The 250,000 diplomatic cables released by WikiLeaks were embarrassing to various people and nations, but they were not a history of government deception like the Pentagon Papers; they were the daily chatter of Empire, interesting but not definitive.

The American public are quiet about everything but their own perquisities. Unprecedented global interventions and manipulations of the economy are accepted without comment, with the implicit faith that it's all justified as long as my personal perquisites of Empire keep flowing to me: the cheap gasoline, the cheap food, the retirement checks, the Medicare, the Medicaid, the fat government contracts, the tax breaks, and all the masking of risk and the cloaking of all the lies at the heart of the American financial system.

Just as in 1971, nobody cares about the deception at the very heart of the American government and economy. But the seeds sown by the mismanagement, the misdirection, the bogus statistics, the intentional cloaking of intentions and policies, the unprecedented interventions in the economy and financial system, and mostly saliently, the Central State-wide dependence on deception, has a price.

In the 1970s, the American public got exactly what it deserved. It was pleased to accept Central State lies and intervention as long as the crumbling sand castle continued to send out the checks and contracts.

Forty years later, we find ourselves in the same place, complacent about a reliance on fraud, deception and lies, complicit in our desire for the music to keep playing as long as we get our serving from the punchbowl and accepting massive intervention and manipulation as long as the Status Quo keeps supplying us with the perquisites of Empire.

But history is clear: it doesn't work that way. You can't lie your way to prosperity, any more than you can lie your way to honesty. You accept the fraud, you join the fraud. You accept the deception as policy, you join the deceivers.

There are a few voices calling for wholesale change, but in the main, the hue and the cry, the sound and the fury, are all about keeping the perquisites of Empire flowing. Just as in the last days of the Roman Empire, the Central State is pursuing a dual policy of increasing the number of days of free circus (by the end, almost half the year was devoted to circuses and entertainment for the masses, and roughly 40% of Rome's populace received free bread) while squeezing the remaining productive citizenry for additional taxes.

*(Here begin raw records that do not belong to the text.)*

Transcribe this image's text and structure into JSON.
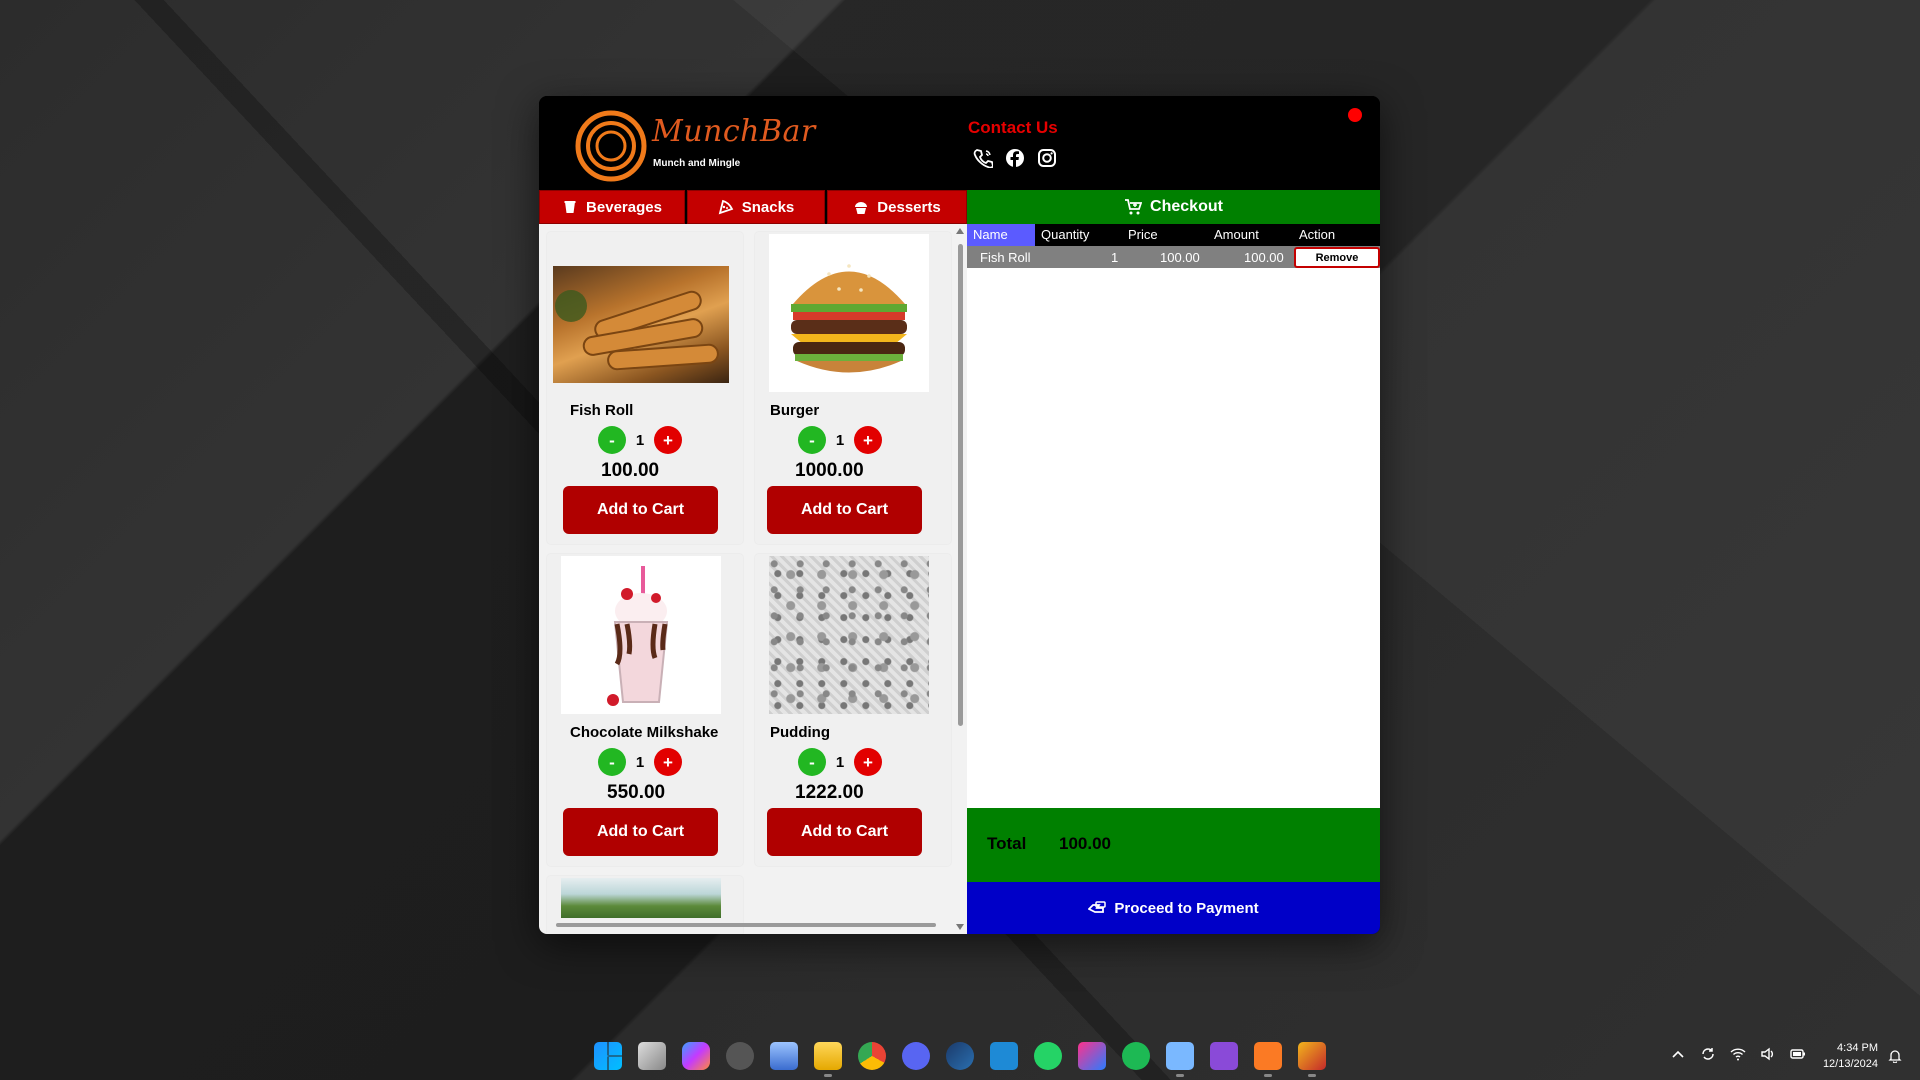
{
  "header": {
    "brand_name": "MunchBar",
    "brand_tagline": "Munch and Mingle",
    "contact_title": "Contact Us",
    "contact_icons": [
      "phone-icon",
      "facebook-icon",
      "instagram-icon"
    ],
    "close_color": "#ff0000"
  },
  "tabs": [
    {
      "label": "Beverages",
      "icon": "cup-icon"
    },
    {
      "label": "Snacks",
      "icon": "pizza-slice-icon"
    },
    {
      "label": "Desserts",
      "icon": "cupcake-icon"
    }
  ],
  "products": [
    {
      "name": "Fish Roll",
      "qty": "1",
      "price": "100.00",
      "button": "Add to Cart",
      "image": "fish-roll-image"
    },
    {
      "name": "Burger",
      "qty": "1",
      "price": "1000.00",
      "button": "Add to Cart",
      "image": "burger-image"
    },
    {
      "name": "Chocolate Milkshake",
      "qty": "1",
      "price": "550.00",
      "button": "Add to Cart",
      "image": "milkshake-image"
    },
    {
      "name": "Pudding",
      "qty": "1",
      "price": "1222.00",
      "button": "Add to Cart",
      "image": "pattern-placeholder-image"
    }
  ],
  "stepper": {
    "minus": "-",
    "plus": "+"
  },
  "checkout": {
    "title": "Checkout",
    "columns": [
      "Name",
      "Quantity",
      "Price",
      "Amount",
      "Action"
    ],
    "rows": [
      {
        "name": "Fish Roll",
        "quantity": "1",
        "price": "100.00",
        "amount": "100.00",
        "action": "Remove"
      }
    ],
    "total_label": "Total",
    "total_value": "100.00",
    "pay_button": "Proceed to Payment"
  },
  "colors": {
    "tab_red": "#c40000",
    "checkout_green": "#008000",
    "pay_blue": "#0000c8",
    "accent_orange": "#e05a1f"
  },
  "taskbar": {
    "apps": [
      "windows-start-icon",
      "task-view-icon",
      "copilot-icon",
      "unity-icon",
      "photos-icon",
      "file-explorer-icon",
      "chrome-icon",
      "discord-icon",
      "steam-icon",
      "vscode-icon",
      "whatsapp-icon",
      "intellij-icon",
      "spotify-icon",
      "notepad-icon",
      "visual-studio-icon",
      "xampp-icon",
      "app-icon"
    ],
    "time": "4:34 PM",
    "date": "12/13/2024"
  }
}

It was a doomed policy then and it remains doomed now.

The citizen who released the Pentagon Papers which essentially blew away the last pretense of an honest system of governance, Daniel Ellsberg, observed that the documents "demonstrated unconstitutional behavior by a succession of presidents, the violation of their oath and the violation of the oath of every one of their subordinates." He added that he leaked the Papers to end what he perceived to be "a wrongful war."

May Day, 1971 was marked by a vast public display of outrage and revulsion against an oppressive Central State which sought to protect itself and its minions from the public it was pledged to serve with an unstated government-wide policy of deception and lies.

May Day, 2011, the public is quiescent. Few care about anything but their share of the swag. There is a price to accepting deception in the flawed notion that it will serve you to remain quiet. We seem fated to re-learn that the hard way.